Действительно, через сотню метров дорога (вернее, то, что от нее осталось) вывела нас на заливной луг. Некошеная трава закрывала меня с головой, а Исангарду была почти по локоть. Она сплеталась и путалась в ногах, и мы с трудом продирались сквозь нее. От травы шел влажный пар, и мошка, поднятая нашими шагами, летала просто тучей.
Я пытался найти хоть какой-нибудь ветер, чтобы пригнать его сюда и разогнать полчища кровососущих, но тщетно: приличного ветра не было нигде, а тот, что я все-таки разыскал, был так далеко, что сюда бы просто не долетел. Я завял ужасно. Имлах тоже выглядела не лучшим образом, губы у нее пересохли, а вода, которую они с Исангардом хлебнули из грязной лужи, никак не могла утолить их жажду. Не так надо пить, чтобы напиться, по бедуинскому опыту знаю. Они тоже знали это и все же не удержались. Трудно удержаться, когда видишь воду, я это понимаю.

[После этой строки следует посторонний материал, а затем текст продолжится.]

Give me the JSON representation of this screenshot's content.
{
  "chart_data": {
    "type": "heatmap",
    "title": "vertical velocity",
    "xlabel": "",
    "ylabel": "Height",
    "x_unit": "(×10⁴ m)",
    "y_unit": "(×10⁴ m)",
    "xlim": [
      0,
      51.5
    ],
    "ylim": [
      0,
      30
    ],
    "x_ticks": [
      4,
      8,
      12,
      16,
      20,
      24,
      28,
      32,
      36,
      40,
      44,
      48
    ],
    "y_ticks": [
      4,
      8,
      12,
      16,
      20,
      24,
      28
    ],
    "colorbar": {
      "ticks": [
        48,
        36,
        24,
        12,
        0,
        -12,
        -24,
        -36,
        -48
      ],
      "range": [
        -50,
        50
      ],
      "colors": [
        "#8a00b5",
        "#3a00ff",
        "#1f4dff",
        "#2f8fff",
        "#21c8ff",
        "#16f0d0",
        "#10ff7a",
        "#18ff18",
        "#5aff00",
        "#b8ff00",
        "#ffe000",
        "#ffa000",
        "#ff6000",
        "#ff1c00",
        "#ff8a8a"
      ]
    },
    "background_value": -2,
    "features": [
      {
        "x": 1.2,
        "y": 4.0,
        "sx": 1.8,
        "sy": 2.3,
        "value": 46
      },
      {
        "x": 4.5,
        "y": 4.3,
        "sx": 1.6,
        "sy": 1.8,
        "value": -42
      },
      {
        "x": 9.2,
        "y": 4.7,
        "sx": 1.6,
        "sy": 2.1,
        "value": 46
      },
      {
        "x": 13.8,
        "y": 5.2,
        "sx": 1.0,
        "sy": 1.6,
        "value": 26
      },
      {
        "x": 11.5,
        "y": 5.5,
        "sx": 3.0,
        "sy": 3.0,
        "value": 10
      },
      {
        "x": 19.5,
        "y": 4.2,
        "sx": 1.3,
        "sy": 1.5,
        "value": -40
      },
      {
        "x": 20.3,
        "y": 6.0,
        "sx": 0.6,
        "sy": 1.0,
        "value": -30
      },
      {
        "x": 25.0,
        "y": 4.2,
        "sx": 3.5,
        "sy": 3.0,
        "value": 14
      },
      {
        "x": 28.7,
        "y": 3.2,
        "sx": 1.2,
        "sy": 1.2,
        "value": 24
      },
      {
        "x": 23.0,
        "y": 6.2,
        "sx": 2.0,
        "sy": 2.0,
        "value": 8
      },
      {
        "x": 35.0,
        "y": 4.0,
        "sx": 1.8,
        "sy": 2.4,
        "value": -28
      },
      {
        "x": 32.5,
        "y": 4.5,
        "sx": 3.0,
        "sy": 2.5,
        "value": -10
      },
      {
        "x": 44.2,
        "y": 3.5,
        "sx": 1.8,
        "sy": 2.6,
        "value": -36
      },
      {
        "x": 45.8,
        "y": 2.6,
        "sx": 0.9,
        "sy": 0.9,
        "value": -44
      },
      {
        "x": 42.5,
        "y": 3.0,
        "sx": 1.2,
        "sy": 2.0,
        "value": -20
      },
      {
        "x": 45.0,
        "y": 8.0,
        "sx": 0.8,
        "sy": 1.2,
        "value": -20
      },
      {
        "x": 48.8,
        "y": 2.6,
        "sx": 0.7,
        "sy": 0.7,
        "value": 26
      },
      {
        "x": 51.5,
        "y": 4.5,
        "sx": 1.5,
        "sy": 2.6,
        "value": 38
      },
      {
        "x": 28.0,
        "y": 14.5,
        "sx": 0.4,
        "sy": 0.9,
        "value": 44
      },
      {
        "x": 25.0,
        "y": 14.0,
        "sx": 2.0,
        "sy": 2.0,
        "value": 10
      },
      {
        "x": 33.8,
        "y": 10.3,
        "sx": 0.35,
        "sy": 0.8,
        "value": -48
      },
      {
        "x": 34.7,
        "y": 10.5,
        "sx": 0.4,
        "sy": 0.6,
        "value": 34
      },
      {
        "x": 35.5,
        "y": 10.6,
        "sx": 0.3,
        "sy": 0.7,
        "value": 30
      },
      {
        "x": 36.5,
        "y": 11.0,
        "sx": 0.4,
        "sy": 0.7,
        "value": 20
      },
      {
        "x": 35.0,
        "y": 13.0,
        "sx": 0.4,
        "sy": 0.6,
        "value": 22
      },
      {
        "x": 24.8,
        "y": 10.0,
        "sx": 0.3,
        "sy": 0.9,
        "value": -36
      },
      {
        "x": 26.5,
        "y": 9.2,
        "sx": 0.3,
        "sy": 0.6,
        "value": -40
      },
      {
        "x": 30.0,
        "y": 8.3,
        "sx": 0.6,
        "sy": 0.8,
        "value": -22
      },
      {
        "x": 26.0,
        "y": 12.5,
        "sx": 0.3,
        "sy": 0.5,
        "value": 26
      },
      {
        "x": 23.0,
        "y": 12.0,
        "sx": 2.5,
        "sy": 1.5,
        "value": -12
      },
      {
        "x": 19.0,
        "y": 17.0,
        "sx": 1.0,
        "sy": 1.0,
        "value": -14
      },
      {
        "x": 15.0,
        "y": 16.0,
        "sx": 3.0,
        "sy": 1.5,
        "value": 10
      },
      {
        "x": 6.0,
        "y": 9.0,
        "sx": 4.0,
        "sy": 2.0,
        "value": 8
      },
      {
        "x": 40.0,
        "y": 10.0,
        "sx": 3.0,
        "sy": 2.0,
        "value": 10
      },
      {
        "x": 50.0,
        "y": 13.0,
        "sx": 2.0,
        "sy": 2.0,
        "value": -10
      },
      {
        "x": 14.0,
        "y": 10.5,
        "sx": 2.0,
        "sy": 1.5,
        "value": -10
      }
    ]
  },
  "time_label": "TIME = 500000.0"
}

Мне-то что, я Пустынный Кода, у меня уши подолгу сохраняют запасы влаги, и этим я похож на многие пустынные растения, которые отращивают мясистые листья. Каждый приспосабливается, как умеет. Только люди вообще не умеют приспосабливаться, и для меня до сих пор загадка — как это они ухитряются выжить.
Мы начали спускаться с холма и сразу увидели впереди деревню.
Она была пуста. Это мы сразу поняли. Но все равно подошли ближе — куда еще было идти? На просторном лугу стояли семь домов, черных, хмурых, с высаженными окнами. Над ними полыхало солнце, и я впервые за много дней, что мы провели здесь, шкурой почувствовал название этих Окраин — Южные.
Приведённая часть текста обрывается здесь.